A murderous revenge story, a psychic detective story and an exploration of telepathy all rolled into one, told at a breakneck pace and littered with fantastic worldbuilding and classic SF tropes. Bester is one of the absolute greats of the “Golden Age” of SF, and Demolished Man shows his characteristic style to fantastic effect. It’s a fantastic example of SF being out there and pushing boundaries, but still, at heart, being about people – it’s a character study of Reich and his Policeman nemesis, and how telepathy effects social, economic and private life. Bester always really believes his setups, and the idea of telepathy is fully grounded and anchored in the world.

It’s a classic SF page turner with a breathless pace that can only be matched by another Bester book that we’ll cover another time. This is SF as fantastical, and fantastic, because when Bester is good, he’s…. well. The Best.

Kindred (1979), Octavia Butler

Tell me you want to sell a book to people who proudly say “I wouldnt read SF!” Kindred, Octavia Butler. Credit: Headline

Dana and her husband Kevin are thrown backwards through time to the antebellum South, to encounter her ancestors: Alice, a black freedwoman and Rufus Weylin, a plantation owner. Drawn through into the past by her connection to both, Dana tries to keep herself, and her ancestors alive under the most brutal system imaginable.

If SF is supposed to say something about us and our times, Butler says it best, and in Kindred says it strongest. Kindred is Science fiction about race, gender, power, and wealth, family and ancestry, of love and marriage and the intersections between all of them. Butler – and Dana – are Black women writing and experiencing the world as Black women, and Kindred is rooted in African American history and experience. It’s not my world, or my ancestry, and I could never hope to understand the trauma that rings through this history into the world today, but SF can allow us all to reflect on it a little better. Here’s the thing as well – ALL SF is about gender, and race, and family and love and economics – pretending that it isn’t is rank cowardice.
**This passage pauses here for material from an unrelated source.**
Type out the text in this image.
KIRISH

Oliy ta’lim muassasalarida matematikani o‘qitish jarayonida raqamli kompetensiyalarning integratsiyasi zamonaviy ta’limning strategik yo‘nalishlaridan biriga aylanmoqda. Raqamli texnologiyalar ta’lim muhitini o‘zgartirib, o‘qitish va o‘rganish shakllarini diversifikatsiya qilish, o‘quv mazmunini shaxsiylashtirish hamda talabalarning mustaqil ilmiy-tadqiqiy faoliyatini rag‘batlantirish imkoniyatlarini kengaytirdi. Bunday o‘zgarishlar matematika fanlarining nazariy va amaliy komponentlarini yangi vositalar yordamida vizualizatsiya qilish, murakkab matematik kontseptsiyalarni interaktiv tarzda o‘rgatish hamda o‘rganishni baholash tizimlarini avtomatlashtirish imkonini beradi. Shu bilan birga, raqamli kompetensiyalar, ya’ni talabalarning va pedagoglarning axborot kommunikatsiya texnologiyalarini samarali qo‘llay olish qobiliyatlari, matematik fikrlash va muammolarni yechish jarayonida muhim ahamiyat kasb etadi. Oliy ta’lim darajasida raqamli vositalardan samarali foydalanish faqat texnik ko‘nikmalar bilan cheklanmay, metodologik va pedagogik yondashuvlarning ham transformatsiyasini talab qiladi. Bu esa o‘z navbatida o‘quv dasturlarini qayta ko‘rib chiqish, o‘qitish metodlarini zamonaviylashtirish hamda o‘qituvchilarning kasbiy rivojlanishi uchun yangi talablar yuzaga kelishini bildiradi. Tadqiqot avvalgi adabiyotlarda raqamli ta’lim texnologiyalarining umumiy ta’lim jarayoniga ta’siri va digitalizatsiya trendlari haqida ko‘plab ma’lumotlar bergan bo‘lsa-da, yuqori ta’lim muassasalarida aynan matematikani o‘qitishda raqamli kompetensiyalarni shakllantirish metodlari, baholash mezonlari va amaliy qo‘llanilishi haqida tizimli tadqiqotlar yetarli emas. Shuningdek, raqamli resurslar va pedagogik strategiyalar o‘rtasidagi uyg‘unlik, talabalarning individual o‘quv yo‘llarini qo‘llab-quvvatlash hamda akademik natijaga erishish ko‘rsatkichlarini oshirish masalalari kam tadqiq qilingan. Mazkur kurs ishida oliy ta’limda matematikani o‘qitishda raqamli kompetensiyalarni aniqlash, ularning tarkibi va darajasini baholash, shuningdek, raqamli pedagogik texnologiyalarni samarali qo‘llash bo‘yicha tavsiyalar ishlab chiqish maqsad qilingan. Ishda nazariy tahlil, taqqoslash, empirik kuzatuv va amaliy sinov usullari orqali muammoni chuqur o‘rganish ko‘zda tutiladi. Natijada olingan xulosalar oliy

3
Kindred doesn’t let you forget it.

As if it’s content wasn’t enough, Kindred is fantastically well written, and an enduring classic for a very good reason – it is impeccably readable. Though there’s people out there who’d say it isn’t SF, thats usually because some people hate acknowledging that they’ve read and enjoyed “genre” fiction. Embrace it – good SF is always political.

Tau Zero (1970), Poul Anderson

SF covers often don’t really cover the subject matter Tau Zero, Credit: Berkley

The starship Leonora Christine journeys to Beta Virginis to found a new colony, sped on their way by a ramjet engine that can power them all the way up to close to the big c. In their time, the journey will last five years, but many decades will have passed on Earth. A year in, though, and the drive is damaged – the ship can only accelerate through a Galaxy that grows vastly older with every passing moment.

Classic, perfect and impossibly influential on Hard SF – where technology possibly only just beyond our reach drives an otherwise grounded plot. Here, the core idea of time dilation is mercilessly applied to the crew of the Leonora, and Anderson spins this out to allow discussion of nebulae, black holes, accretion disks, relativity and the end of the universe while his characters struggle to cope with their isolation in both space and time.

It doesn’t hurt that Anderson was an excellent writer and here, even the technological and scientific explanations and slightly stilted dialogue don’t drag. Messy social and emotional issues are secondary to the “objectivity” of Science and Technology in hard SF. When done well, as it is here, it’s fascinating, thrilling and interesting.